The Blandijnberg is a 29m high hill in the city center of Ghent in East Flanders, Belgium.

== History ==
The Blandijnberg was already inhabited in prehistoric times. In the 3rd century AD. there was a Gallo-Roman villa on the hill, owned by a person named Blandinus.

In the 7th century, Saint Amand founded the Benedictine Saint Peter's Abbey on top of the Blandijnberg. The area around the abbey was known as Sint-Pietersdorp (Saint Peter's Village). With the expansion of Ghent in the 13th century, the abbey was included in the walled city.
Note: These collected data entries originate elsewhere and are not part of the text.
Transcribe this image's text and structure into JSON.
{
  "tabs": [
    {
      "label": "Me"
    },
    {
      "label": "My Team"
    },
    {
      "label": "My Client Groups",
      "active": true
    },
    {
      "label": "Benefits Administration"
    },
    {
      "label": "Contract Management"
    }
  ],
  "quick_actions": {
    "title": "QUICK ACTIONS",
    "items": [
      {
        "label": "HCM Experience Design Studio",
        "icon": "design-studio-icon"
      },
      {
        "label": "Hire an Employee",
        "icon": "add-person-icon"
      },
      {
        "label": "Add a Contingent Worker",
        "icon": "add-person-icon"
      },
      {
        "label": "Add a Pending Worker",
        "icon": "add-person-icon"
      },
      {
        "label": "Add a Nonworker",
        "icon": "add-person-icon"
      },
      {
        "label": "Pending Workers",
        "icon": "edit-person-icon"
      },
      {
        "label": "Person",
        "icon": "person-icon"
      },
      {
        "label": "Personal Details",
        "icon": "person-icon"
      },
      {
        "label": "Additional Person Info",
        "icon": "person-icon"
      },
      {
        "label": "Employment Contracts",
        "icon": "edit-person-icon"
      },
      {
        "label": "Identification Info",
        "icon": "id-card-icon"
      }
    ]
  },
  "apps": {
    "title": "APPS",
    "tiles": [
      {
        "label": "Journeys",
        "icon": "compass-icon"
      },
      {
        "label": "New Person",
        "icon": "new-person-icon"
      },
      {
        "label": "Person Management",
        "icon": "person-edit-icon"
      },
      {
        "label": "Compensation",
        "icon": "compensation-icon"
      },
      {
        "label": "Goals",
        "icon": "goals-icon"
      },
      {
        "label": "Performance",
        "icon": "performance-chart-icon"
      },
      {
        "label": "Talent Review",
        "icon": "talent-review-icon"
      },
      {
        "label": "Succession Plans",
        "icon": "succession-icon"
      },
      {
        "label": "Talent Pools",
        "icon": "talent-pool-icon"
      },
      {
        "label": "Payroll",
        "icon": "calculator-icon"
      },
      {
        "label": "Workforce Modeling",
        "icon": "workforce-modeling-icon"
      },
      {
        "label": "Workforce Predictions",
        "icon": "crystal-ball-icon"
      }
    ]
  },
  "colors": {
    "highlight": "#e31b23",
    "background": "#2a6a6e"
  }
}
At the end of the Ancien Régime, the church possessions on the Blandijnberg were confiscated by the city. In the 19th century, the Blandijnberg area was completely urbanized and had become a laborers' neighborhood. In 1848, Sint-Pietersplein, the city's largest square, was laid out in order to redevelop the area. At the end of the 19th century, part of the hill was cleared to build new university buildings for Ghent University. In the 1930s, the Ghent University Library with its iconic Boekentoren, designed by Henry Van de Velde, was built on top of the Blandijnberg. In 1960, the new buildings of the Faculty of Arts and Philosophy, known as the Blandijn, were opened. The Blandijn is directly adjacent to the Boekentoren.

== Cycling ==
In recent years, the Flanders Classics cycle race Omloop Het Nieuwsblad has both started and finished on the Blandijnberg hill.